To help prevent relapse, some oncologists recommend continued treatment with Rituxan—known as maintenance therapy—after initial success with R-CHOP. “Maintenance may be killing tumor cells we can’t see,” says proponent Kamen. “It’s a way to turn cancer into a chronic disease—one that can be managed.”
Because it’s still unclear whether maintenance improves overall survival, other physicians are holding off on recommending maintenance. However, a new report, published in the February 18 issue of the Journal of the National Cancer Institute, examined data from five randomized trials looking at maintenance Rituxan therapy compared with observation or treatment at relapse in follicular lymphoma. The analysis, which contained nearly 1,000 patients, found a 40 percent improvement in overall survival in patients who received maintenance Rituxan. Although studies indicate that patients can be safely treated with Rituxan for up to two years, longer follow-up is needed to determine whether continual treatment carries health risks.
“I’m willing to wait to see what the data show,” says skeptic Zelenetz. Results of the eagerly awaited PRIMA trial, which examined the effects of Rituxan maintenance in more than 1,200 follicular lymphoma patients, are expected within a year or two.

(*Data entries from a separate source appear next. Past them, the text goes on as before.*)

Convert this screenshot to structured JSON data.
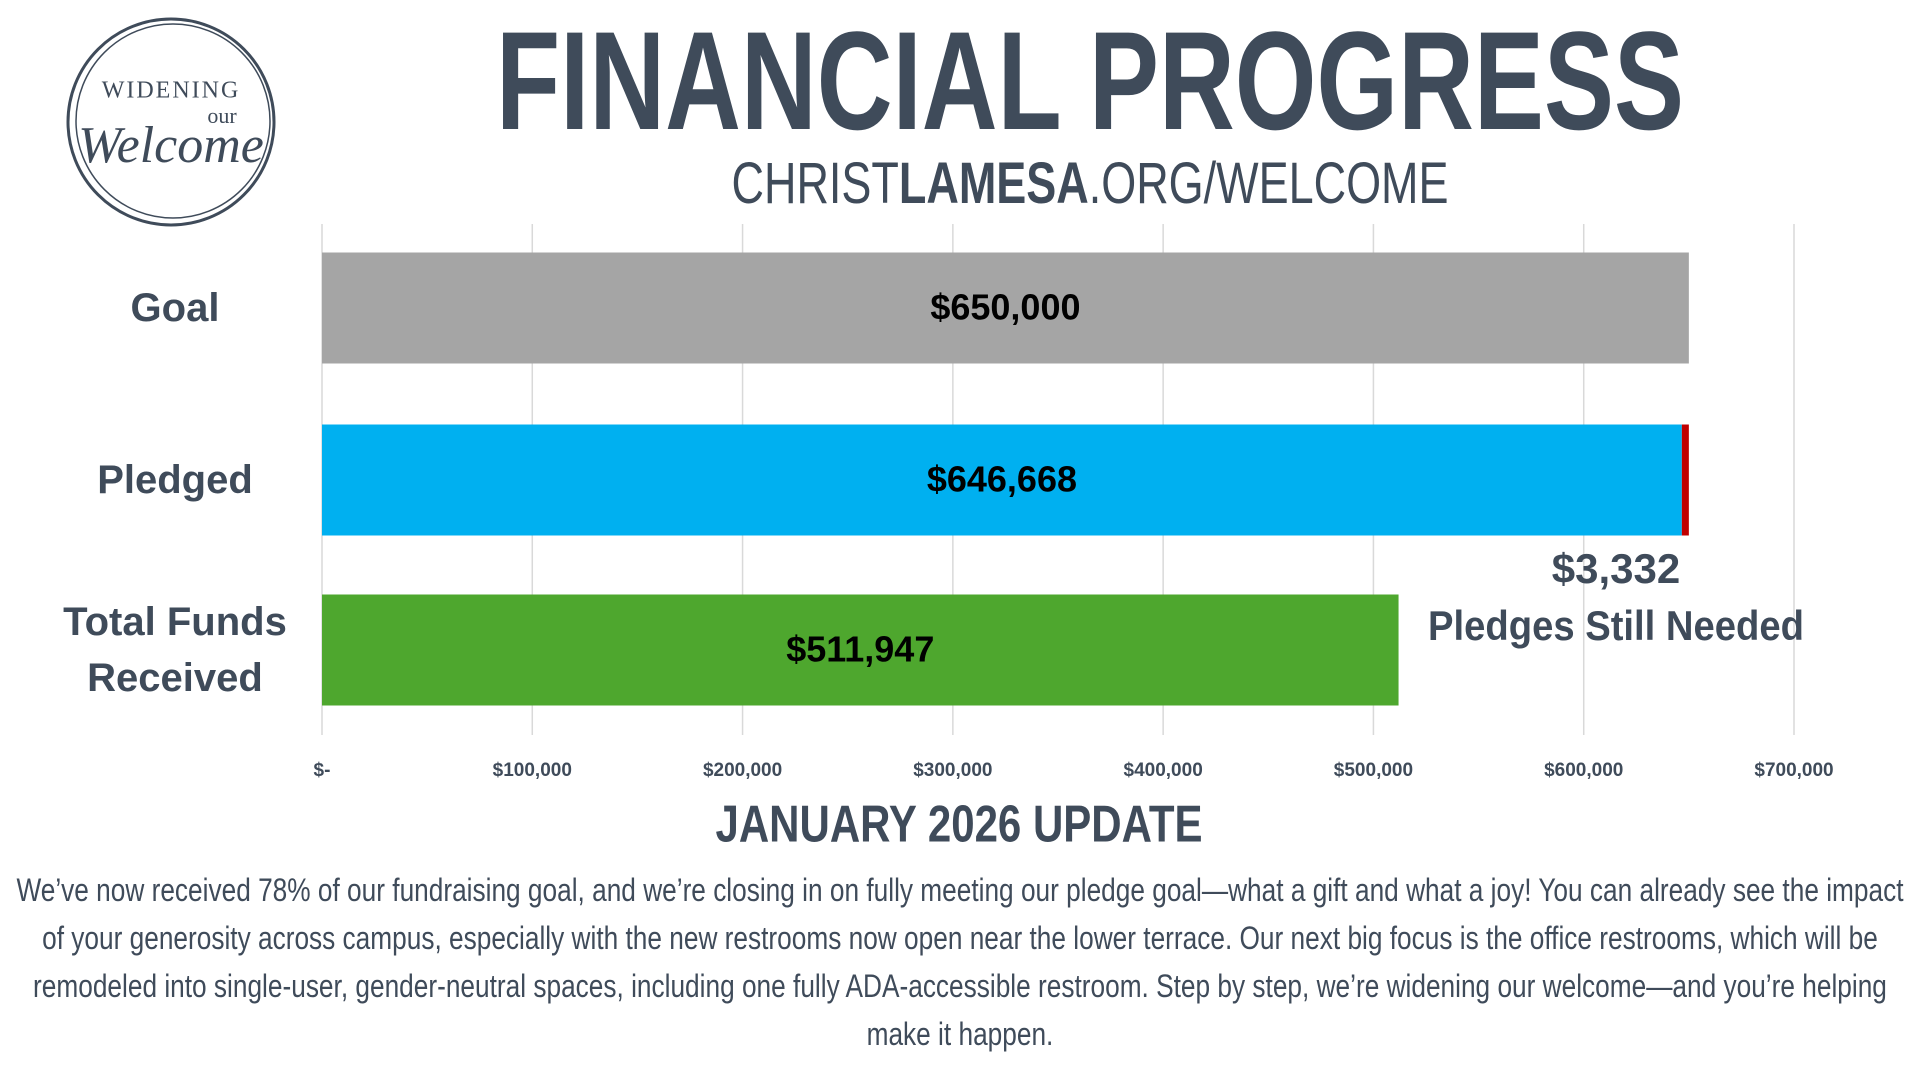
{
  "logo": {
    "lines": [
      "WIDENING",
      "our",
      "Welcome"
    ]
  },
  "chart_data": {
    "type": "hbar",
    "title": "FINANCIAL PROGRESS",
    "subtitle": [
      "CHRIST",
      "LAMESA",
      ".ORG/WELCOME"
    ],
    "categories": [
      "Goal",
      "Pledged",
      "Total Funds Received"
    ],
    "series": [
      {
        "colors": [
          "#a5a5a5",
          "#00b0f0",
          "#4ea72e"
        ],
        "values": [
          650000,
          646668,
          511947
        ],
        "value_labels": [
          "$650,000",
          "$646,668",
          "$511,947"
        ]
      },
      {
        "name": "Pledges Still Needed",
        "color": "#c00000",
        "values": [
          null,
          3332,
          null
        ],
        "value_labels": [
          null,
          "$3,332",
          null
        ]
      }
    ],
    "xlim": [
      0,
      700000
    ],
    "xticks": [
      {
        "value": 0,
        "label": "$-"
      },
      {
        "value": 100000,
        "label": "$100,000"
      },
      {
        "value": 200000,
        "label": "$200,000"
      },
      {
        "value": 300000,
        "label": "$300,000"
      },
      {
        "value": 400000,
        "label": "$400,000"
      },
      {
        "value": 500000,
        "label": "$500,000"
      },
      {
        "value": 600000,
        "label": "$600,000"
      },
      {
        "value": 700000,
        "label": "$700,000"
      }
    ],
    "grid": true
  },
  "footer": {
    "heading": "JANUARY 2026 UPDATE",
    "text": "We’ve now received 78% of our fundraising goal, and we’re closing in on fully meeting our pledge goal—what a gift and what a joy! You can already see the impact of your generosity across campus, especially with the new restrooms now open near the lower terrace. Our next big focus is the office restrooms, which will be remodeled into single-user, gender-neutral spaces, including one fully ADA-accessible restroom. Step by step, we’re widening our welcome—and you’re helping make it happen."
  }
}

Rituxan, which received its first approval for lymphoma from the Food and Drug Administration more than a decade ago, works by targeting the CD20 protein that is found at high levels on cancerous B cells. R-CHOP has been successful in treating aggressive forms of NHL and is now the standard first-line therapy for these diseases.

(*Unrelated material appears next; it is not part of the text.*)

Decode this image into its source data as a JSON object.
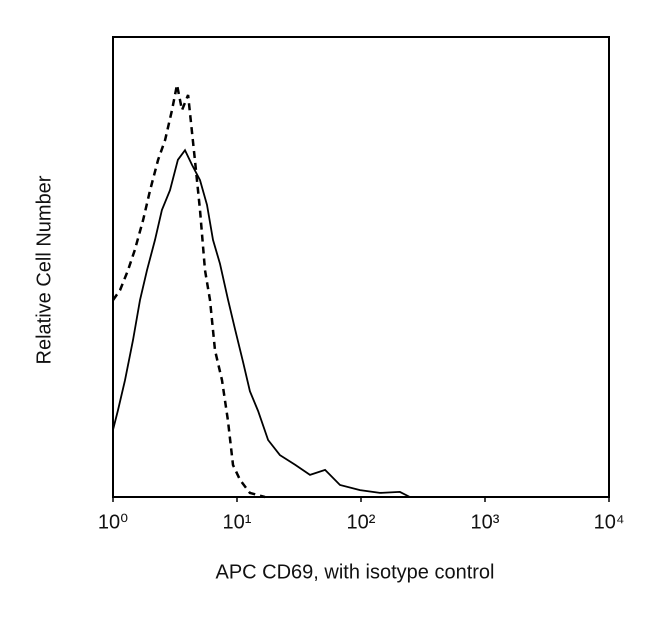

Patients typically receive six to eight cycles of R-CHOP at three-week intervals, although some oncologists advocate a more accelerated two-week regimen. Schoener’s schedule fell in between—he received eight rounds of R-CHOP at two-and-a-half-week intervals followed by radiation therapy. The optimal dose and schedule of R-CHOP remains a matter of debate and is currently being tested in clinical trials.
Despite the success of R-CHOP, approximately 40 to 50 percent of patients with aggressive NHL relapse after the initial treatment, pointing to a need for new options. High-dose chemotherapy followed by autologous stem cell transplantation is only appropriate for select patients, as many are too frail for this grueling treatment.

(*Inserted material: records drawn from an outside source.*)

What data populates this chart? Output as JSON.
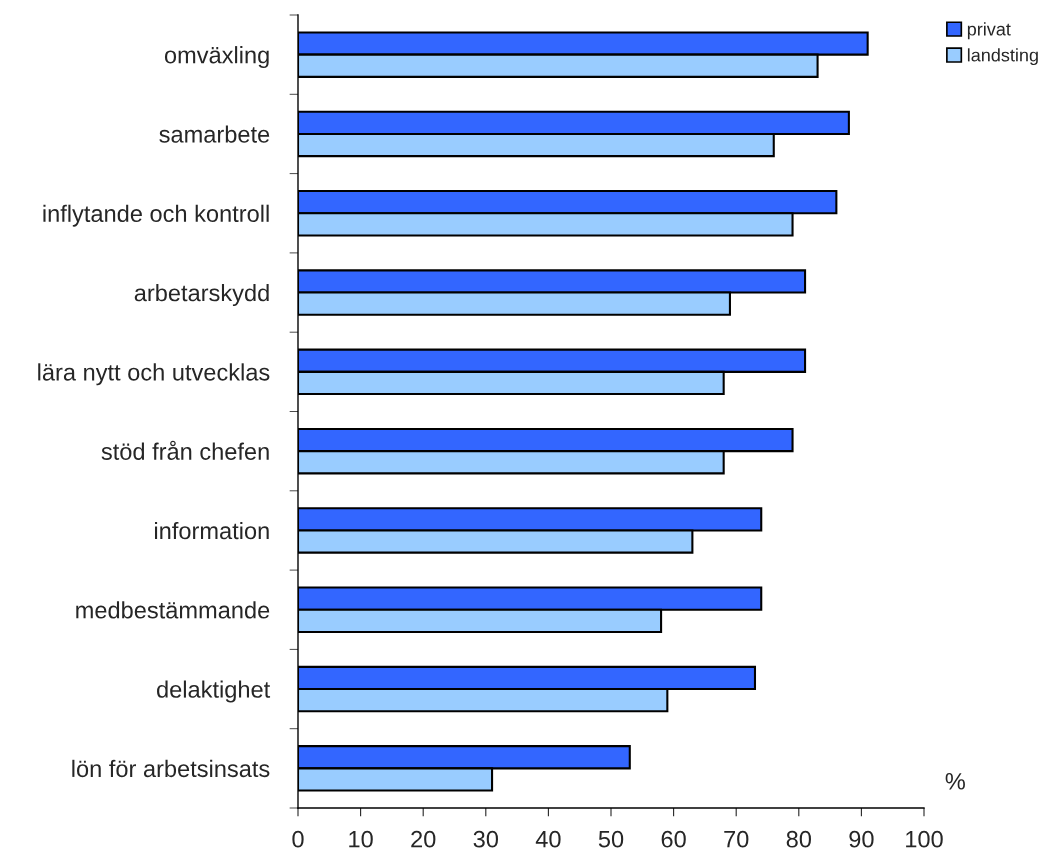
{
  "chart_data": {
    "type": "bar",
    "orientation": "horizontal",
    "xlabel": "%",
    "categories": [
      "omväxling",
      "samarbete",
      "inflytande och kontroll",
      "arbetarskydd",
      "lära nytt och utvecklas",
      "stöd från chefen",
      "information",
      "medbestämmande",
      "delaktighet",
      "lön för arbetsinsats"
    ],
    "series": [
      {
        "name": "privat",
        "color": "#3366ff",
        "values": [
          91,
          88,
          86,
          81,
          81,
          79,
          74,
          74,
          73,
          53
        ]
      },
      {
        "name": "landsting",
        "color": "#99ccff",
        "values": [
          83,
          76,
          79,
          69,
          68,
          68,
          63,
          58,
          59,
          31
        ]
      }
    ],
    "xlim": [
      0,
      100
    ],
    "xticks": [
      0,
      10,
      20,
      30,
      40,
      50,
      60,
      70,
      80,
      90,
      100
    ],
    "grid": false,
    "legend": "top right"
  }
}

“I personally think that they’re underused,” says Kamen. Bruce Cheson, MD, head of hematology and director of hematology research at Lombardi Comprehensive Cancer Center at Georgetown University, agrees. “They’re the most effective but least used drugs for lymphoma,” says Cheson.
Another relative of Rituxan called ofatumumab (the proposed trade name is Arzerra) may be just as effective as Rituxan with less toxicity. Not yet approved for treating NHL, the increased benefit of ofatumumab is thought to be due in part to its ability to bind to the protein CD20 with increased affinity.
Yet other antibody-based drugs hone in on different proteins on the cancer cell. Campath (alemtuzumab), for instance, targets a protein called CD52 instead of CD20 and is now in early-phase trials for NHL. Already approved for a type of leukemia, Campath may also work in NHL since CD52 is found on a wide variety of immune cells. Campath, however, is so adept at destroying its target cells that the immune system can be dangerously dampened, leaving the patient susceptible to sometimes life-threatening infections.